June jobs: Growth likely to be tepid
We’ll be getting the June jobs numbers later this morning. Job growth has been ok, but not stellar so far this year — the unemployment rate has been hovering around 7.6 percent since February. But that wasn’t always so.
Close your eyes and pretend you’re barreling down a mountain on a snowboard, or skis. You’ve never gone so fast. During the housing bubble, job growth was racing along at breakneck speed. Then we took a huge tumble, which caused a lot of fear and uncertainty, and is now hampering job creation.
“We have sectors that were out over their skis due to the debt bubble that are going to take a very long time to get back to the levels where they were during the bubble,” says Alan Levenson, chief economist at T. Rowe Price.
The housing sector was the farthest out over its skis. It’s back out on the slopes, slowly gaining momentum. But there are bumps on the trail. Consumer spending went down after taxes went up at the beginning of this year complicating the retail sector. And the government is cutting back.
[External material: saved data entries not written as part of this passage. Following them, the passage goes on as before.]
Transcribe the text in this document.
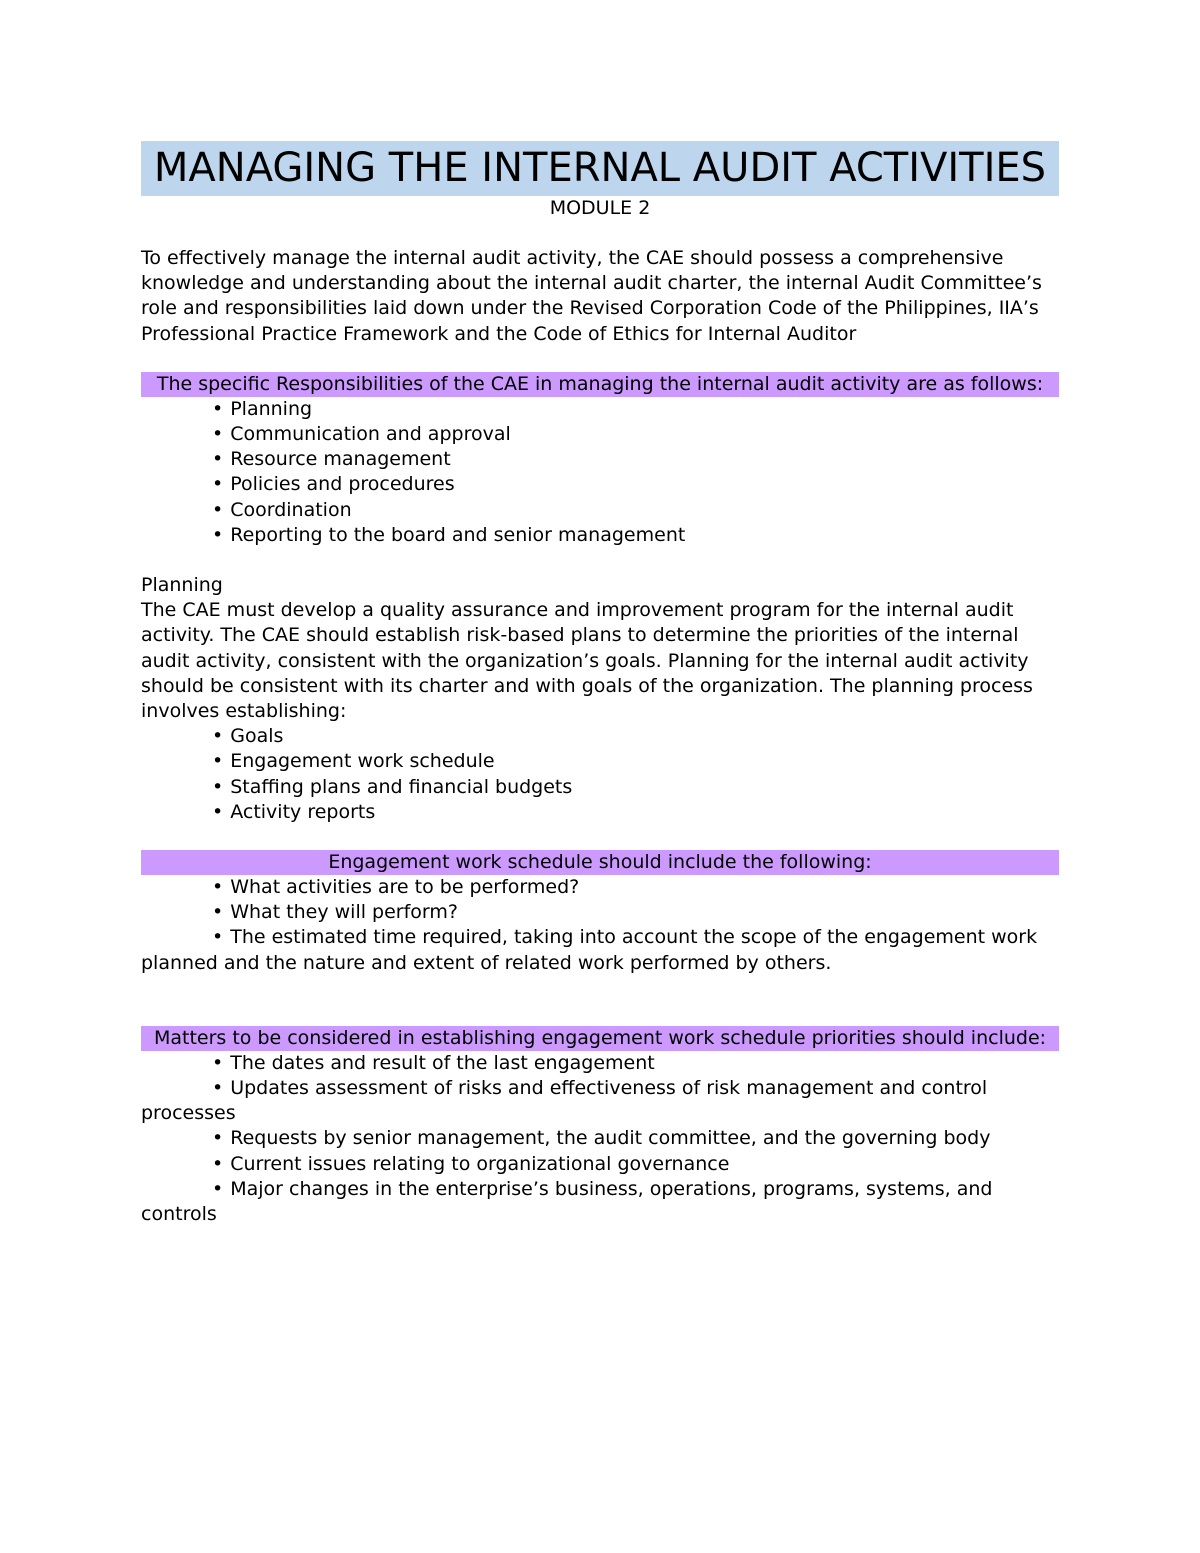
MANAGING THE INTERNAL AUDIT ACTIVITIES
MODULE 2
To effectively manage the internal audit activity, the CAE should possess a comprehensive knowledge and understanding about the internal audit charter, the internal Audit Committee’s role and responsibilities laid down under the Revised Corporation Code of the Philippines, IIA’s Professional Practice Framework and the Code of Ethics for Internal Auditor
The specific Responsibilities of the CAE in managing the internal audit activity are as follows:
• Planning
• Communication and approval
• Resource management
• Policies and procedures
• Coordination
• Reporting to the board and senior management
Planning
The CAE must develop a quality assurance and improvement program for the internal audit activity. The CAE should establish risk-based plans to determine the priorities of the internal audit activity, consistent with the organization’s goals. Planning for the internal audit activity should be consistent with its charter and with goals of the organization. The planning process involves establishing:
• Goals
• Engagement work schedule
• Staffing plans and financial budgets
• Activity reports
Engagement work schedule should include the following:
• What activities are to be performed?
• What they will perform?
• The estimated time required, taking into account the scope of the engagement work planned and the nature and extent of related work performed by others.
Matters to be considered in establishing engagement work schedule priorities should include:
• The dates and result of the last engagement
• Updates assessment of risks and effectiveness of risk management and control processes
• Requests by senior management, the audit committee, and the governing body
• Current issues relating to organizational governance
• Major changes in the enterprise’s business, operations, programs, systems, and controls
With the usual squabbling over the deficit.
“It will be a noisy process of reaching an agreement on a budget deal for next year,” says Lewis Alexander, chief U.S. economist at Nomura Securities. “But I think we’re not likely to have a government shutdown that would be truly disruptive.”
This makes Alexander fairly optimistic. He expects job growth to continue improving slowly, with the pace of recovery picking up later this year.